Jika hingga batas waktu yang ditentukan tidak ada delegasi yang diajukan, BEM memberikan dua opsi: pembekuan HMPS atau penunjukan presiden mahasiswa melalui aklamasi. Kebijakan ini memicu pertanyaan dan kekhawatiran di kalangan mahasiswa. Beberapa narasumber menyoroti mengapa BEM tidak memanfaatkan staf internalnya yang masih muda dan aktif untuk maju sebagai calon, dan justru menekan HMPS dengan ancaman pembekuan.

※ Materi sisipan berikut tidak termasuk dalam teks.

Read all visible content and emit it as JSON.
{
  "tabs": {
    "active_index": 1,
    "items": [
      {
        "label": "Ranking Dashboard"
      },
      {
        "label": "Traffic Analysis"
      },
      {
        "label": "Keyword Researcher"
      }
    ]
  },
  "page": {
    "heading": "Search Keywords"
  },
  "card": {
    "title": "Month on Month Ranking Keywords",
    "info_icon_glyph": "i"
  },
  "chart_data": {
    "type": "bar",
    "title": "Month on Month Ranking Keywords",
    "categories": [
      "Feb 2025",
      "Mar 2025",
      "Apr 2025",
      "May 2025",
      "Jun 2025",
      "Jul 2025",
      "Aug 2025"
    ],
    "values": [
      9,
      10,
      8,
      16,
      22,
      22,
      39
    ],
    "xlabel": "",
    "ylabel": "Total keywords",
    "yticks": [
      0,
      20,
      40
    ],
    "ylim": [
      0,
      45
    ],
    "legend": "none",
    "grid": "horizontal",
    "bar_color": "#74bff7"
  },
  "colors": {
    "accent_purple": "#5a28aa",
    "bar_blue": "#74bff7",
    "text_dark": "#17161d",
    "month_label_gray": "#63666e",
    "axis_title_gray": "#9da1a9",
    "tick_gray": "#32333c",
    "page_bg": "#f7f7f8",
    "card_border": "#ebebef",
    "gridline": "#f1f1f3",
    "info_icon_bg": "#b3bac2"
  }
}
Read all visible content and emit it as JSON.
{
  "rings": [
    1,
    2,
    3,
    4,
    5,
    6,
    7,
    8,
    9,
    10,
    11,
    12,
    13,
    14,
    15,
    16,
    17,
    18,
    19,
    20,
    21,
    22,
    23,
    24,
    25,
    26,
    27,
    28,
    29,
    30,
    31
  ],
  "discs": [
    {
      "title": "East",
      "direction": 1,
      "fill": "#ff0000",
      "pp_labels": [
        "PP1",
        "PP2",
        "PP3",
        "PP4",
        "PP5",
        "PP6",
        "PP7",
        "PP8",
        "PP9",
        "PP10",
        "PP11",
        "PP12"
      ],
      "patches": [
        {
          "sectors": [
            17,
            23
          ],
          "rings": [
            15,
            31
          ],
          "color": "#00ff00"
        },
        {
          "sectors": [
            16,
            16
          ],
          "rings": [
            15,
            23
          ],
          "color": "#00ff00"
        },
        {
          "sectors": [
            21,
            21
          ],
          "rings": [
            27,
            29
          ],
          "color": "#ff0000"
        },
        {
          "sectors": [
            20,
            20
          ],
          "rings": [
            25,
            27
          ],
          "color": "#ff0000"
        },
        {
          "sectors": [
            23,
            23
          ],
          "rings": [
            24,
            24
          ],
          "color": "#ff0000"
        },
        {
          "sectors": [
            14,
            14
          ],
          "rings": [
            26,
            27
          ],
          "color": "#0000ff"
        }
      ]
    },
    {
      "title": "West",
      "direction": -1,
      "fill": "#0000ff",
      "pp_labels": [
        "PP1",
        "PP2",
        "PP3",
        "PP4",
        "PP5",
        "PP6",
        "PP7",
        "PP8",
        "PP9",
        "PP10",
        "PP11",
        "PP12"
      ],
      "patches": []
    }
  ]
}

Sejumlah pihak mempertanyakan urgensi kebijakan ini, termasuk potensi BEM menggantikan fungsi HMPS jika kebijakan tersebut benar-benar diberlakukan.
Salah satu organisatori menyebutkan akar masalahnya terletak pada ketidakstabilan dan ketidakjelasan sistem di tubuh BEM. Beberapa poin pentingnya adalah stabilitas eksekutif yang diragukan, kekhawatiran HMPS harus menanggung beban jika kader yang dikirim mengalami kesulitan, arah dan tujuan kerja BEM yang belum jelas, stigma perlakuan buruk terhadap kader HMPS yang masuk ke BEM, serta timeline PEMIRA dan alur birokrasi yang membingungkan.
Rangkaian pertanyaan ini mencerminkan keresahan mahasiswa terkait proses Pemira. Mahasiswa menuntut keterbukaan informasi dan komunikasi yang jelas dari pihak eksekutif, agar jalannya demokrasi kampus dapat terlaksana dengan baik dan adil bagi semua pihak.